Neste particular, as entidades que beneficiem de dinheiros públicos por força dos apoios que lhes venham a ser concedidos, devem promover, o quanto antes, desejavelmente, uma ponderada e cuidada revisão dos seus instrumentos de controlo interno. É igualmente crítico que todas as entidades (concedentes e beneficiárias dos apoios) iniciem, o quanto antes, um exercício sério de mapeamento dos riscos mais significativos de acordo com o que perspetiva poder vir a ser o tipo e a natureza da sua intervenção no domínio dos novos apoios. Os planos de prevenção de riscos de corrupção e infrações conexas, enquanto instrumentos de largo espetro na gestão e controlo de riscos, podem, com beneficio para a sua eficácia, ser desde já reavaliados (ou pelo menos iniciado o seu processo) e, se pertinente, reajustados, na exata medida dos novos riscos associados às tarefas de execução dos instrumentos de apoio a desenvolver. Neste exigente processo, que se deseja iterativo, os departamentos de auditoria interna ou de controlo interno das diversas entidades assumirão, em articulação permanente com a gestão, um papel central nestes novos desafios.
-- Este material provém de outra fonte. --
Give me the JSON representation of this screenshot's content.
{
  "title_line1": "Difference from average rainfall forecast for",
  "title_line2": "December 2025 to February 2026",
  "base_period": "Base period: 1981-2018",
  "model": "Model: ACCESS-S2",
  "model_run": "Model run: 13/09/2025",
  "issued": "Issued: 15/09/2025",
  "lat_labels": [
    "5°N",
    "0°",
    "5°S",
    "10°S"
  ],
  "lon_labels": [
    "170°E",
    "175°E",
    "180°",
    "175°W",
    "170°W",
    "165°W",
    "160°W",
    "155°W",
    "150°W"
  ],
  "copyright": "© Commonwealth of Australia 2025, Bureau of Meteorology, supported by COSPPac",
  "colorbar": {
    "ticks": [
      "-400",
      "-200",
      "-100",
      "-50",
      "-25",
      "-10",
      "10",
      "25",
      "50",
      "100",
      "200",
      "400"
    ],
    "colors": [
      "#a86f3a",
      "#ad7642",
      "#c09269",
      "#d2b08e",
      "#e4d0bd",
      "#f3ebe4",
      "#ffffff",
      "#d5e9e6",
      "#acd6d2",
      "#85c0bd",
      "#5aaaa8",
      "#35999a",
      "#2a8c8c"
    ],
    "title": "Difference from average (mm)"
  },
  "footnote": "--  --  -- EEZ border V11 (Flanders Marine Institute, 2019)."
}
Como se antecipa, são múltiplos os desafios que se divisam no horizonte, exigindo de todos uma assunção plena de responsabilidades e a preparação, o quanto antes, do competente trabalho de casa.

É que mais do que um desafio de recuperação económica face à pandemia da covid-19, a gestão e boa aplicação dos novos apoios reclama de todos nós um compromisso ético, a fim de evitar os erros do passado e melhor preparar o futuro, pois, como sabiamente refere Tolentino de Mendonça, se é verdade que “…não nos podemos atirar de pináculos para que Deus nos segure…”, temos “…de integrar saudavelmente os nossos limites e fazer a nossa parte”.